Sunday, August 4, 2013

Ought Or Not: Round 1

The new game show that's taking the internet by storm: Ought Or Not

The Rules:


In this game, expert judges (me and my phd) carefully consider whether something is ethical (ought) or unethical (not) based on ethical criteria (e.g., The Good, virtue, reason, ability to emancipate the proletariat, recognition of human freedom as transcending any and all reductivisms, etc.).

Up For Consideration:


Could there have been a more fitting first subject for Ought or Not?

The Case:


According to HotOrNot.com's About page:
"The concept of Hot or Not is simple, we show you who likes you nearby. At home, in the office, on the street, you can get to know new people!"
In other words, the website sells itself as a way to "meet new people" by uploading pictures of yourself and praying that other users of the site click the "heart" icon rather than the "X" icon.

iPhone App Screenshot
It is quite possible that one could find true love by discovering that someone hearts your face as much as you do, and that you heart their face in return, but it is also quite likely that were someone to meet you two at a party, the following exchange might happen:
Annie Hall (imdb.com)
Alvy Singer: Here, you look like a very happy couple, um, are you?
Female street stranger: Yeah.
Alvy Singer: Yeah? So, so, how do you account for it?
Female street stranger: Uh, I'm very shallow and empty and I have no ideas and nothing interesting to say.
Male street stranger: And I'm exactly the same way.
Alvy Singer: I see. Wow. That's very interesting. So you've managed to work out something?
Beyond the question of whether this website and its accompanying apps are designed to get you married, get you laid, or get you plastic surgery, there is the larger question of what could be described as the "Hot or Not" phenomenon.
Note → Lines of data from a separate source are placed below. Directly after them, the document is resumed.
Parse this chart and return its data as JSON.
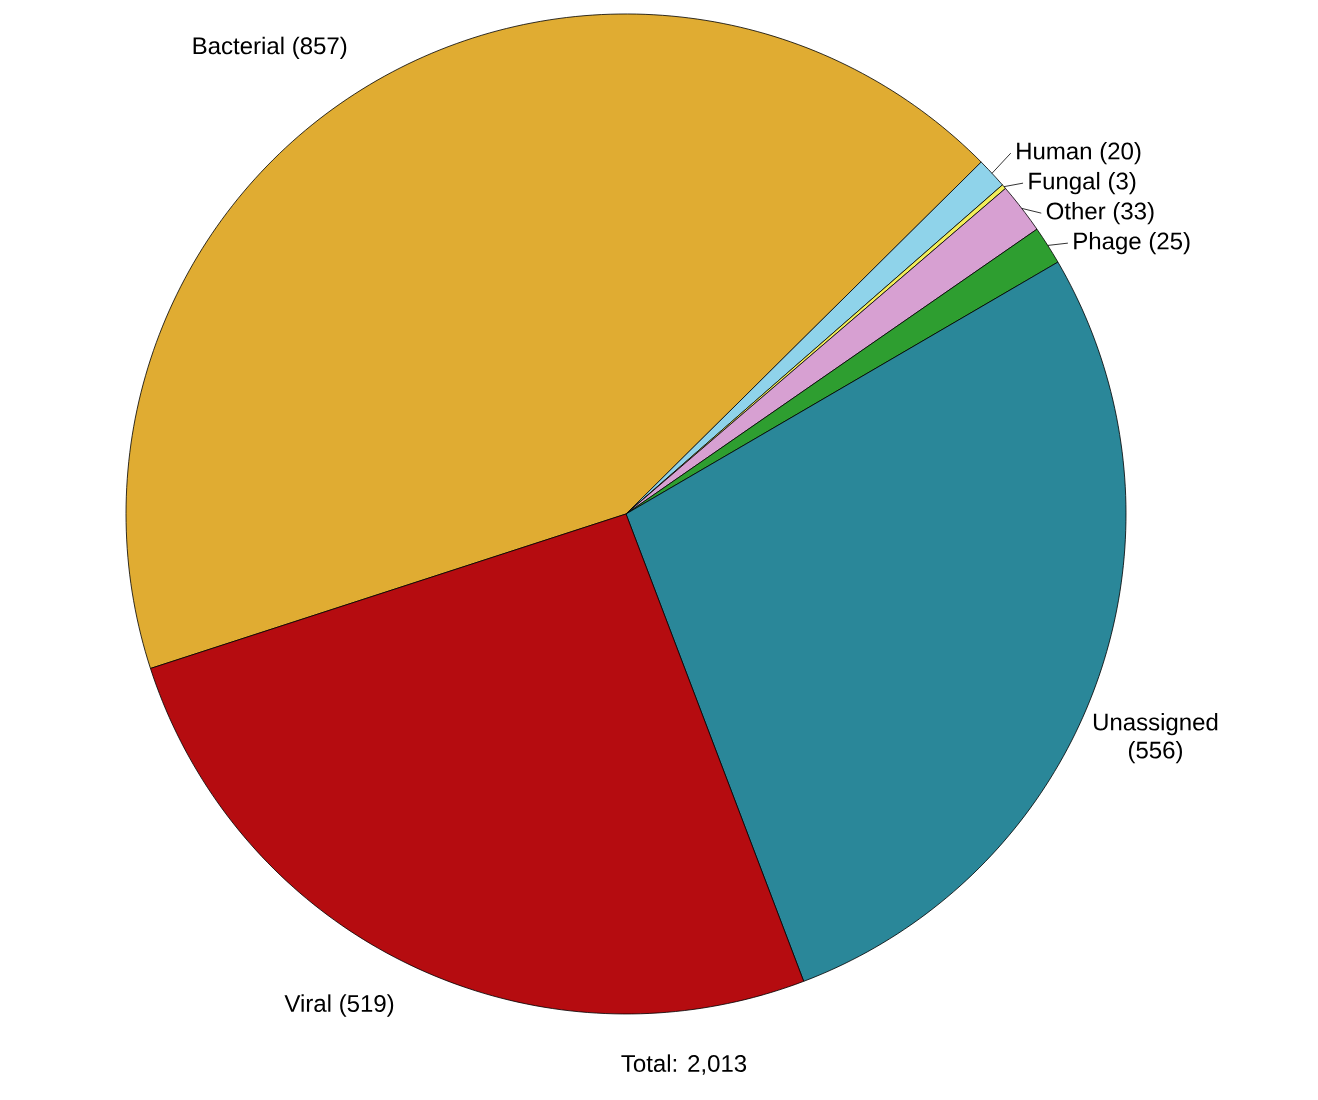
{
  "chart_data": {
    "type": "pie",
    "categories": [
      "Bacterial",
      "Human",
      "Fungal",
      "Other",
      "Phage",
      "Unassigned",
      "Viral"
    ],
    "values": [
      857,
      20,
      3,
      33,
      25,
      556,
      519
    ],
    "colors": [
      "#e0ac32",
      "#8fd3ea",
      "#f2ee5a",
      "#d7a0d2",
      "#2e9e30",
      "#2a8799",
      "#b50c10"
    ],
    "value_labels": [
      "(857)",
      "(20)",
      "(3)",
      "(33)",
      "(25)",
      "(556)",
      "(519)"
    ],
    "annotations": [
      "Total: 2,013"
    ]
  }
}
According to Wikipedia, an argument between two Silicon Valley engineers over the perceived hot-or-not-ness of a woman they came across soon became an internet site getting 2 millions hits a day within 1 WEEK of its launch.  More than that, the very concept of "Hot or Not" can be found all over the internet, TV, and movies, from Paris Hilton's The Hottie & The Nottie to The Huffington Post's (among many other sites and magazines) Who Wore It Better?


"But you also love me
for my looks, right?"
"Students, please, no more peppers
on ratemyprofessor.com..."
The desire to know how others see us is of course nothing new, and certainly not something created by the internet.  But "how others see us" has clearly become more and more solely a question of physical attractiveness rather than of intelligence, personality, wit, or character.  It was only 60 years ago that Jean-Paul Sartre was seen as a sex symbol and yet today it's hard to imagine that Bernard-Henri Lévy dresses as he does to get you to yearn to see the size of his angst.

Furthermore, it is becoming easier and easier nowadays to exploit our narcissistic impulses through these online rating systems and the culture that surrounds them.  That HotOrNot.com states on its Privacy page that it does not allow anyone under the age of 13 to use its services suggests both that those 13 and under desire to use its services and that, considering the degree to which websites check such things ("Enter your date of birth and PROMISE you're not lying") people 13 and under are currently using its services.  Getting 13 year-olds to want to know how others see them is not hard, but letting them be judged by pictures they post for strangers on the internet rather than by the notes that are passed around classrooms helps to kill any hope 13 year-olds have that people will judge them differently when they get older while at the same time creating the self-fulfilling prophecy that "this is how the world works."

Attempting to get classmates to like me was hard enough.  Trying to get the internet to find me "hot" wouldn't have only been hard, but soul-crushingly impossible.  And somehow I doubt I would have responded by trying to find more open-minded individuals to share my time with rather than by going to the gym.  Or, more realistically, going to GNC, getting Creatine-d up, then heading to the gym.  In other words, the dream of a better world beyond my high school was the only thing that got me through high school, but the "Hot or Not" culture turns such dreams into the nightmare of a world where Paris Hilton and Kim Kardashian reign supreme, where you shouldn't win Wimbledon if you're not pretty enough, where you dare not try to get a woman on a bank note, and where you cannot be a grad student in philosophy if you can't take a joke or two hundred.

Admittedly, when I was in high school I recall that my friends and I would often go to the mall after school and play games not unlike "Hot or Not."  Yet while we had the necessary misogyny to objectify any and all girls we came across, we nevertheless had the sufficient guilt to wish we didn't have to relate to girls in this manner and the sufficient shame to not want to publicize this behavior.  But the world of "Hot or Not" knows only misogyny and objectification and has never heard of guilt or shame.